Flyadeal today shied away from acknowledging that two deadly crashes and a subsequent worldwide grounding of the Boeing 737 Max fleet were the reasons behind its cancellation of an order for 30 of the Max 8, in the wake of an increased order for Airbus A320neos by the LCC’s parent, Saudi Arabian Airlines (SAA), at the Paris Airshow June 18.
Flyadeal on July 7 announced “significant growth to its fleet, with an order for 30 A320neo aircraft, and options for a further 20. This order will result in [our] operating an all-Airbus A320 fleet in the future. Deliveries of the Flyadeal aircraft will commence in 2021.” The press release did not refer to Boeing.
“[We have] nothing to add to our press release on [the] fleet,” CEO Con Korfiatis told AIN on July 9.
In November, Lion Air Flight 610 crashed into the sea off Indonesia, while in March, Ethiopian Airlines Flight 302 crashed six minutes after takeoff from Bole International Airport, Addis Ababa. The two crashes resulted in 346 fatalities. The entire global 737 Max fleet was grounded three days later, when the U.S. Federal Aviation Administration became the last national agency to approve suspension of flights, due to concerns over the design of the aircraft’s Maneuvering Characteristics Augmentation System (MCAS).
Earlier this year, Flyadeal threatened to cancel an order for the 30 Boeing 737 Max 8s if clarity were not forthcoming on the status of the order with Boeing, when the groundings would end, and how updated software changes would restore the aircraft to airworthiness. On April 30, Korfiatis told AIN that a decision on whether to proceed with the Boeing order was “imminent.”
Flyadeal’s parent was quick to come to its aid in the midst of the uncertainty.
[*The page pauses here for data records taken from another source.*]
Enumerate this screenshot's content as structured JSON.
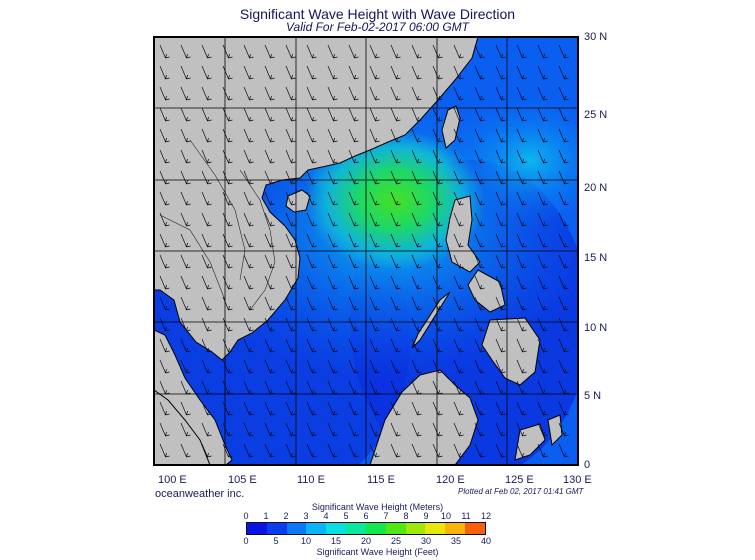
{
  "header": {
    "title": "Significant Wave Height with Wave Direction",
    "subtitle": "Valid For Feb-02-2017 06:00 GMT"
  },
  "map": {
    "lat_labels": [
      "30 N",
      "25 N",
      "20 N",
      "15 N",
      "10 N",
      "5 N",
      "0"
    ],
    "lon_labels": [
      "100 E",
      "105 E",
      "110 E",
      "115 E",
      "120 E",
      "125 E",
      "130 E"
    ],
    "lon_range": [
      100,
      130
    ],
    "lat_range": [
      0,
      30
    ],
    "land_color": "#c0c0c0",
    "peak_color": "#3ddc2a"
  },
  "footer": {
    "credit": "oceanweather inc.",
    "plotted": "Plotted at Feb 02, 2017 01:41 GMT"
  },
  "legend": {
    "meters_title": "Significant Wave Height (Meters)",
    "feet_title": "Significant Wave Height (Feet)",
    "meters_ticks": [
      "0",
      "1",
      "2",
      "3",
      "4",
      "5",
      "6",
      "7",
      "8",
      "9",
      "10",
      "11",
      "12"
    ],
    "feet_ticks": [
      "0",
      "5",
      "10",
      "15",
      "20",
      "25",
      "30",
      "35",
      "40"
    ],
    "colors": [
      "#0a14e6",
      "#0a3cf0",
      "#0a78f8",
      "#0ab4f8",
      "#0ae0e0",
      "#0ae8a0",
      "#14e850",
      "#50e814",
      "#a0e80a",
      "#e8e80a",
      "#f8b40a",
      "#f8600a",
      "#e80a0a"
    ]
  }
}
SAA announced June 18 at the Paris Airshow that it had “reached an agreement to expand its existing purchase of A320 aircraft from 35 to 100 aircraft comprising a firm order of 65 [of the] A320neo family, plus options for a further 35.”
Boeing has almost 400 Max aircraft scheduled for delivery in the Middle East. “Boeing is proud of its seven-decade-long partnership with Saudi Arabia’s aviation industry and we wish the Flyadeal team well as it builds out its operations,” a Dubai-based Boeing spokesperson told AIN. “Our team continues to focus on safely returning the 737 Max to service and resuming deliveries of Max airplanes.”
Another major Middle East LCC hit by the grounding of the 737 Max, Flydubai, said in late April it might consider Airbus orders in future, even though it has operated a Boeing-only narrowbody fleet to date.
The FAA said June 26 it was “following a thorough process, not a prescribed timeline, for returning the Boeing 737 Max to passenger service.” On July 3, Boeing pledged $100 million in funds to address the family and community needs of those affected by the “tragic accidents” involving the two aircraft. Also June 26, the OEM conceded that the FAA had “identified an additional requirement during simulator sessions reviewing specific flight conditions and scenarios” that it would have to address.